This post shows how to implement a simple hash table of arbitrary length,
allowing to store all values c knows and doing so while being as minimal as
possible. It does however not include collision handling, to implement this,
simply swap the Map.buckets
array with an array of linked list and insert
into the linked lists instead of only into the bucket array and you should be
good to go.
1#include <assert.h>
2
3typedef struct Map { size_t size; size_t cap; void **buckets; } Map;
4const size_t BASE = 0x811c9dc5;
5const size_t PRIME = 0x01000193;
6size_t hash(Map *m, char *str) {
7 size_t initial = BASE;
8 while(*str) {
9 initial ^= *str++;
10 initial *= PRIME;
11 }
12 return initial & (m->cap - 1);
13}
14
15Map init(size_t cap) {
16 Map m = {0,cap};
17 m.buckets = malloc(sizeof(void*)*m.cap);
18 assert(m.buckets != NULL);
19 return m;
20}
21
22void put(Map *m, char *str, void *value) {
23 m->size++;
24 m->buckets[hash(m, str)] = value;
25}
26
27void* get(Map *m, char *str) {
28 return m->buckets[hash(m, str)];
29}
Hashing
For the hashing I decided to go with
FNV1a,
simply because its easy to implement and very fast. We are only using strings
as keys, thus we could use the java way of hashing
strings.
The idea is to start with an initial value (BASE
) and assign this to the
xored value of itself and the data (current character). This is then assigned
to its multiplication with the PRIME
.
The last line of the hash
-function includes an optimisation for quicker
modulus computation, it is equivalent to initial % m->cap
but is a lot
faster. It does however only work for the cap being powers of two.

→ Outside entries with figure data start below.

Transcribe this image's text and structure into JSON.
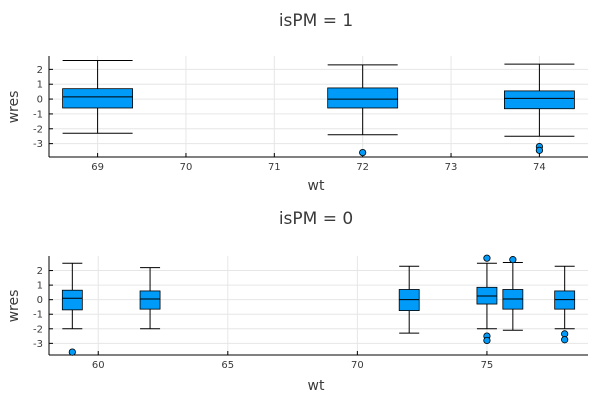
{
  "colors": {
    "box_fill": "#009AF9",
    "outline": "#000000",
    "grid": "#e6e6e6",
    "text": "#3a3a3a"
  },
  "chart_data": [
    {
      "type": "box",
      "title": "isPM = 1",
      "xlabel": "wt",
      "ylabel": "wres",
      "xlim": [
        68.45,
        74.55
      ],
      "ylim": [
        -3.9,
        2.9
      ],
      "xticks": [
        69,
        70,
        71,
        72,
        73,
        74
      ],
      "yticks": [
        -3,
        -2,
        -1,
        0,
        1,
        2
      ],
      "grid": true,
      "legend": "none",
      "boxes": [
        {
          "x": 69,
          "whisker_low": -2.3,
          "q1": -0.6,
          "median": 0.15,
          "q3": 0.7,
          "whisker_high": 2.6,
          "outliers": []
        },
        {
          "x": 72,
          "whisker_low": -2.4,
          "q1": -0.6,
          "median": 0.0,
          "q3": 0.75,
          "whisker_high": 2.3,
          "outliers": [
            -3.6
          ]
        },
        {
          "x": 74,
          "whisker_low": -2.5,
          "q1": -0.65,
          "median": 0.05,
          "q3": 0.55,
          "whisker_high": 2.35,
          "outliers": [
            -3.2,
            -3.45
          ]
        }
      ]
    },
    {
      "type": "box",
      "title": "isPM = 0",
      "xlabel": "wt",
      "ylabel": "wres",
      "xlim": [
        58.1,
        78.9
      ],
      "ylim": [
        -3.8,
        3.0
      ],
      "xticks": [
        60,
        65,
        70,
        75
      ],
      "yticks": [
        -3,
        -2,
        -1,
        0,
        1,
        2
      ],
      "grid": true,
      "legend": "none",
      "boxes": [
        {
          "x": 59,
          "whisker_low": -2.0,
          "q1": -0.7,
          "median": 0.1,
          "q3": 0.65,
          "whisker_high": 2.5,
          "outliers": [
            -3.6
          ]
        },
        {
          "x": 62,
          "whisker_low": -2.0,
          "q1": -0.65,
          "median": 0.05,
          "q3": 0.6,
          "whisker_high": 2.2,
          "outliers": []
        },
        {
          "x": 72,
          "whisker_low": -2.3,
          "q1": -0.75,
          "median": 0.0,
          "q3": 0.7,
          "whisker_high": 2.3,
          "outliers": []
        },
        {
          "x": 75,
          "whisker_low": -2.0,
          "q1": -0.3,
          "median": 0.25,
          "q3": 0.85,
          "whisker_high": 2.5,
          "outliers": [
            2.85,
            -2.5,
            -2.8
          ]
        },
        {
          "x": 76,
          "whisker_low": -2.1,
          "q1": -0.65,
          "median": 0.05,
          "q3": 0.7,
          "whisker_high": 2.55,
          "outliers": [
            2.75
          ]
        },
        {
          "x": 78,
          "whisker_low": -2.0,
          "q1": -0.65,
          "median": 0.0,
          "q3": 0.6,
          "whisker_high": 2.3,
          "outliers": [
            -2.35,
            -2.75
          ]
        }
      ]
    }
  ]
}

Storing and accessing everything
c allows for storage of all and any values via void*
, I abuse this to only
store the pointers to values, thus allowing the values to be of any kind, the
only downside being, the user of the map has to allocate, ref, deref and cast
the values to the expected types.
1#include <stdio.h>
2#include <stdlib.h>
3
4// ... Map implementation
5
6int main(void) {
7 Map m = init(1024);
8 double d1 = 25.0;
9 double d2 = 50.0;
10 put(&m, "key1", (void*)&d1);
11 put(&m, "key2", (void*)&d2);
12
13 printf("key1=%f;key2=%f\n", *(double*)get(&m, "key1"), *(double*)get(&m, "key2"));
14
15 free(m.buckets);
16 return EXIT_SUCCESS;
17}
This showcases the casting and the ref + deref necessary to interact with the hash table and of course the user has to free the memory used for the table buckets.